All 47 counties are said to be only collecting 16 percent of their own-source revenue potential, resulting in a strain on service delivery.
This has now resulted in the county governments cutting down on development expenditures with most of revenue going to payment of salaries and wages.
The Commission on Revenue Allocation (CRA) early this week, noted that since the beginning of devolution, counties have been doing poorly at collecting their own-source revenue.
CRA’s vice-chairperson Humphrey Wattanga revealed that the 47 devolved units have managed only Sh306 billion in internal revenue since 2013 compared to Sh3.6 trillion counties have received from the national government during the same period.
This has seen the county governments overly rely on funds from the national government coming from an equitable share of revenue.
“Counties are currently at only 16 percent of their potential in terms of collection.
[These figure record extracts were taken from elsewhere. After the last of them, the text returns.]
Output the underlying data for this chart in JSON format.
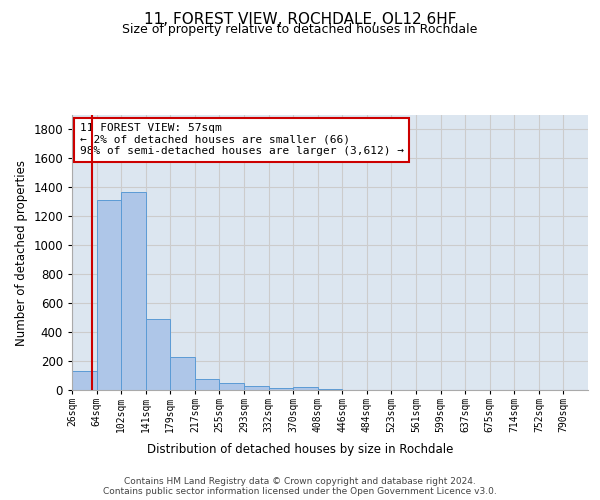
{
  "title": "11, FOREST VIEW, ROCHDALE, OL12 6HF",
  "subtitle": "Size of property relative to detached houses in Rochdale",
  "xlabel": "Distribution of detached houses by size in Rochdale",
  "ylabel": "Number of detached properties",
  "bar_labels": [
    "26sqm",
    "64sqm",
    "102sqm",
    "141sqm",
    "179sqm",
    "217sqm",
    "255sqm",
    "293sqm",
    "332sqm",
    "370sqm",
    "408sqm",
    "446sqm",
    "484sqm",
    "523sqm",
    "561sqm",
    "599sqm",
    "637sqm",
    "675sqm",
    "714sqm",
    "752sqm",
    "790sqm"
  ],
  "bar_values": [
    130,
    1310,
    1365,
    490,
    225,
    75,
    45,
    28,
    15,
    20,
    8,
    0,
    0,
    0,
    0,
    0,
    0,
    0,
    0,
    0,
    0
  ],
  "bar_color": "#aec6e8",
  "bar_edge_color": "#5b9bd5",
  "ylim": [
    0,
    1900
  ],
  "yticks": [
    0,
    200,
    400,
    600,
    800,
    1000,
    1200,
    1400,
    1600,
    1800
  ],
  "annotation_title": "11 FOREST VIEW: 57sqm",
  "annotation_line1": "← 2% of detached houses are smaller (66)",
  "annotation_line2": "98% of semi-detached houses are larger (3,612) →",
  "vline_color": "#cc0000",
  "grid_color": "#cccccc",
  "background_color": "#dce6f0",
  "footer_line1": "Contains HM Land Registry data © Crown copyright and database right 2024.",
  "footer_line2": "Contains public sector information licensed under the Open Government Licence v3.0."
}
From the commencement of devolution to date, counties in totality have collected Sh306 billion as their own source revenue,” Wattanga said.
He highlighted that the situation has seen development services suffer in the county governments with no county able to allocate more than 30 percent of total expenditure on development as is required by the Public Finance Management Act.
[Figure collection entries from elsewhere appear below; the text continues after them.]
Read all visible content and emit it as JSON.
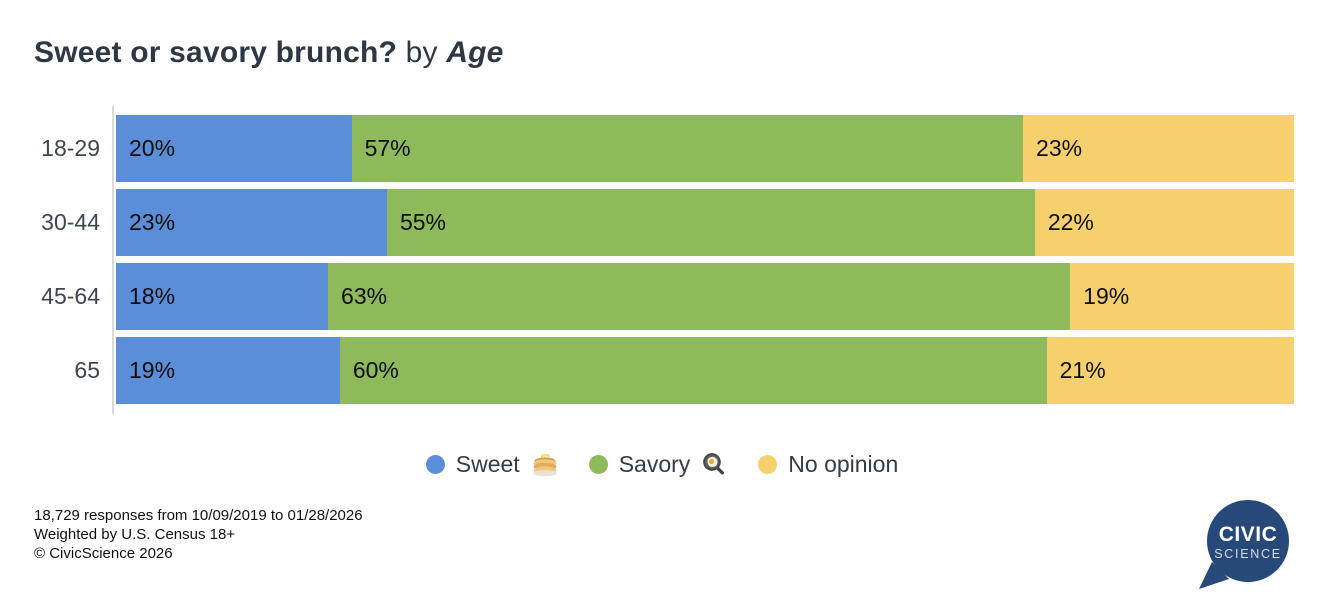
{
  "header": {
    "title_bold": "Sweet or savory brunch?",
    "title_connector": " by ",
    "title_emphasis": "Age"
  },
  "chart_data": {
    "type": "bar",
    "orientation": "horizontal",
    "stacked": true,
    "grid": false,
    "legend_position": "bottom-center",
    "title": "Sweet or savory brunch? by Age",
    "xlabel": "",
    "ylabel": "",
    "xlim": [
      0,
      100
    ],
    "value_format": "percent",
    "categories": [
      "18-29",
      "30-44",
      "45-64",
      "65"
    ],
    "series": [
      {
        "name": "Sweet",
        "color": "#5b8ed8",
        "values": [
          20,
          23,
          18,
          19
        ]
      },
      {
        "name": "Savory",
        "color": "#8eba5c",
        "values": [
          57,
          55,
          63,
          60
        ]
      },
      {
        "name": "No opinion",
        "color": "#f6d06c",
        "values": [
          23,
          22,
          19,
          21
        ]
      }
    ]
  },
  "legend": {
    "items": [
      {
        "label": "Sweet",
        "color": "#5b8ed8",
        "icon": "pancakes-icon"
      },
      {
        "label": "Savory",
        "color": "#8eba5c",
        "icon": "frying-pan-icon"
      },
      {
        "label": "No opinion",
        "color": "#f6d06c",
        "icon": null
      }
    ]
  },
  "footer": {
    "lines": [
      "18,729 responses from 10/09/2019 to 01/28/2026",
      "Weighted by U.S. Census 18+",
      "© CivicScience 2026"
    ]
  },
  "logo": {
    "line1": "CIVIC",
    "line2": "SCIENCE",
    "bubble_color": "#27497a",
    "science_color": "#d3dbe6"
  },
  "colors": {
    "background": "#ffffff",
    "title_text": "#2e3744",
    "axis_line": "#d9d9d9",
    "row_label_text": "#3d4551",
    "segment_label_text": "#0d0d0d"
  }
}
Wattanga added that the mark has remained elusive for the majority of the counties, especially those that inherited huge staff complement at the onset of the devolution.
However, many of the counties have continued to make things worse by perpetuating a hiring spree with successive regimes and in the process failing to adhere to fiscal requirement of expenditure on wages not to go beyond 35 percent of total expenditure.
To reverse counties overdependence on funds from the national government, CRA has advised county governments to roll out integrated county revenue management systems, including digitising of land and property records.
This is in addition to updating valuation rolls which Wattanga said is critical in enabling counties optimise revenue collection and improve in revenue management.
He challenged incoming commissioners and the Council of Governors to take up the idea to improve county revenue collection and management.
“We simultaneously believe that if counties improved on and raised up their fiscal effort as pertains to improving their financial management and optimising their revenue potential, the adherence to progressive and constructive fiscal responsibility principles, however aggressive, can be attained,” Wattanga said.
He also noted that the Commission has also worked hard to advance the specification and push the establishment of a single integrated county revenue management system to support counties in optimisation of revenue collection and improvement in revenue management.
To nudge the counties towards financial prudence, the CRA partnered with the World Bank to roll out a County Creditworthiness initiative aimed at enhancing revenue collection and strengthening financial management.
Laikipia, Bungoma, Makueni, Kisumu, Mombasa and Nyandarua counties have since benefited from the initiative.
To this end, in June, Laikipia County received Cabinet and Parliamentary approval to issue a Sh1.16 billion infrastructure bond.